P3.02b-089 Treatment of NSCLC Patients with Malignant Pleural Effusion Harboring Exon 19 and 21 EGFR Mutations after First-Line and Second-Line TKIs: Topic: EGFR Clinical

Recent studies demonstrated a significantly increased frequency of epidermal growth factor receptor (EGFR) gene mutations in non-small cell lung cancer (NSCLC) patients with malignant pleural effusions (MPEs). However, the sensitivity of tyrosine kinase inhibitors (TKIs) in NSCLC patients with MPE for different EFGR mutations was less reported. The purpose of this study is to investigate the effect of first-line and second-line EGFR-TKIs in the treatment of NSCLC with MPEs harboring exon 19 deletion and L858R mutation. From 2010 to 2015, 203 NSCLC patients with MPEs harboring EGFR mutation treated with EGFR-TKIs were reviewed. The efficacy were evaluated with Pearson chi-square or Fisher's exact tests, Log-rank test and Cox proportional hazards model. The objective response rate (ORR) and disease control rate (DCR) for patients treated with first-line and second-line EGFR-TKIs were 21.9%, 91.4% and 14.7%, 85.3%, respectively. The overall median PFS and OS of enrolled NSCLC patients with MPE were 9.3 months (95% Cl, 8.4-10.2 months), 20.9 months (95% Cl, 18.9-22.9 months) after first-line TKIs, and 7.6 months (95% Cl, 6.6-8.6 months), 15.3 months (95% Cl, 13.6-15.9 months) after second-line TKIs, respectively. The exon 19 deletion arm had a longer median PFS (9.4 vs. 7.1 months, p=0.003) and OS (16.8 vs. 13.8 months, p=0.003) compared with the L858R mutation arm after second-line TKIs. ECOG PS (PFS: P=0.004; OS: P=0.01) and TNM stage (PFS: P<0.001; OS: P=0.002) were independent predictors of PFS and OS for NSCLC patients with MPE treated by first-line TKIs. ECOG PS (0-1) (PFS: p=0.004; OS: p<0.001), TNM stage (IVa) (PFS: p=0.04; OS: p=0.007) and exon 19 deletions (PFS: p=0.02; OS: p=0.02) were related to a longer PFS and OS for patients treated with second-line TKIs.

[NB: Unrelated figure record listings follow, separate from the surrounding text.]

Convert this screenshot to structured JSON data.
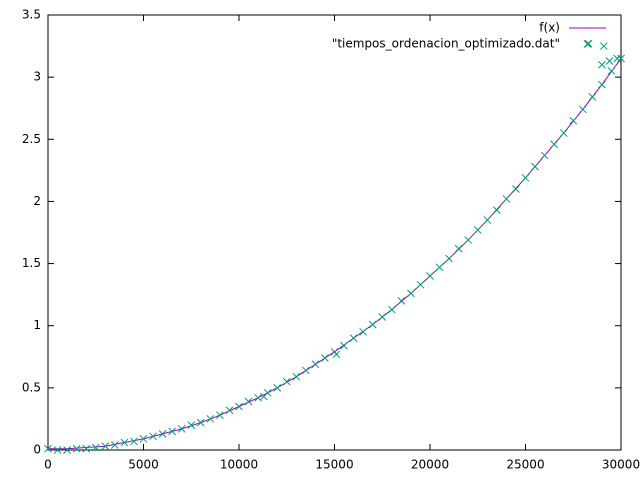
{
  "chart_data": {
    "type": "line",
    "xlim": [
      0,
      30000
    ],
    "xticks": [
      0,
      5000,
      10000,
      15000,
      20000,
      25000,
      30000
    ],
    "ylim": [
      0,
      3.5
    ],
    "yticks": [
      0,
      0.5,
      1,
      1.5,
      2,
      2.5,
      3,
      3.5
    ],
    "legend": "top-right",
    "series": [
      {
        "name": "f(x)",
        "type": "line",
        "color": "#9400d3",
        "x": [
          0,
          1000,
          2000,
          3000,
          4000,
          5000,
          6000,
          7000,
          8000,
          9000,
          10000,
          11000,
          12000,
          13000,
          14000,
          15000,
          16000,
          17000,
          18000,
          19000,
          20000,
          21000,
          22000,
          23000,
          24000,
          25000,
          26000,
          27000,
          28000,
          29000,
          30000
        ],
        "values": [
          0.01,
          0.01,
          0.02,
          0.03,
          0.06,
          0.09,
          0.13,
          0.17,
          0.22,
          0.28,
          0.35,
          0.42,
          0.5,
          0.59,
          0.69,
          0.79,
          0.9,
          1.01,
          1.13,
          1.26,
          1.4,
          1.54,
          1.69,
          1.85,
          2.02,
          2.19,
          2.37,
          2.55,
          2.74,
          2.94,
          3.15
        ]
      },
      {
        "name": "\"tiempos_ordenacion_optimizado.dat\"",
        "type": "scatter",
        "color": "#009e73",
        "x": [
          0,
          500,
          1000,
          1500,
          2000,
          2500,
          3000,
          3500,
          4000,
          4500,
          5000,
          5500,
          6000,
          6500,
          7000,
          7500,
          8000,
          8500,
          9000,
          9500,
          10000,
          10500,
          11000,
          11500,
          12000,
          12500,
          13000,
          13500,
          14000,
          14500,
          15000,
          15500,
          16000,
          16500,
          17000,
          17500,
          18000,
          18500,
          19000,
          19500,
          20000,
          20500,
          21000,
          21500,
          22000,
          22500,
          23000,
          23500,
          24000,
          24500,
          25000,
          25500,
          26000,
          26500,
          27000,
          27500,
          28000,
          28500,
          29000,
          29500,
          30000,
          11300,
          15100,
          28300,
          29100,
          29000,
          29400,
          29800
        ],
        "values": [
          0.01,
          0,
          0,
          0.01,
          0.01,
          0.02,
          0.03,
          0.04,
          0.06,
          0.07,
          0.09,
          0.11,
          0.13,
          0.15,
          0.17,
          0.2,
          0.22,
          0.25,
          0.28,
          0.32,
          0.35,
          0.39,
          0.42,
          0.46,
          0.5,
          0.55,
          0.59,
          0.64,
          0.69,
          0.74,
          0.79,
          0.84,
          0.9,
          0.95,
          1.01,
          1.07,
          1.13,
          1.2,
          1.26,
          1.33,
          1.4,
          1.47,
          1.54,
          1.62,
          1.69,
          1.77,
          1.85,
          1.93,
          2.02,
          2.1,
          2.19,
          2.28,
          2.37,
          2.46,
          2.55,
          2.65,
          2.74,
          2.84,
          2.94,
          3.05,
          3.15,
          0.43,
          0.77,
          3.27,
          3.25,
          3.1,
          3.13,
          3.15
        ]
      }
    ]
  }
}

Gender was also an independent predictor of OS (p=0.04) for patients treated with second-line TKIs. There was no significant difference on side effects between NSCLC patients with exon 19 and 21 mutations in the first or second-line EGFR-TKIs. EGFR genotype was an independent predictor of PFS and OS. No significant side effects differences between the two mutation groups was observed for first or second-line EGFR-TKIs. This study demonstrated that EGFR mutations are significant predictors for advanced NSCLC patients with MPE receiving second-line EGFR-TKIs treatment.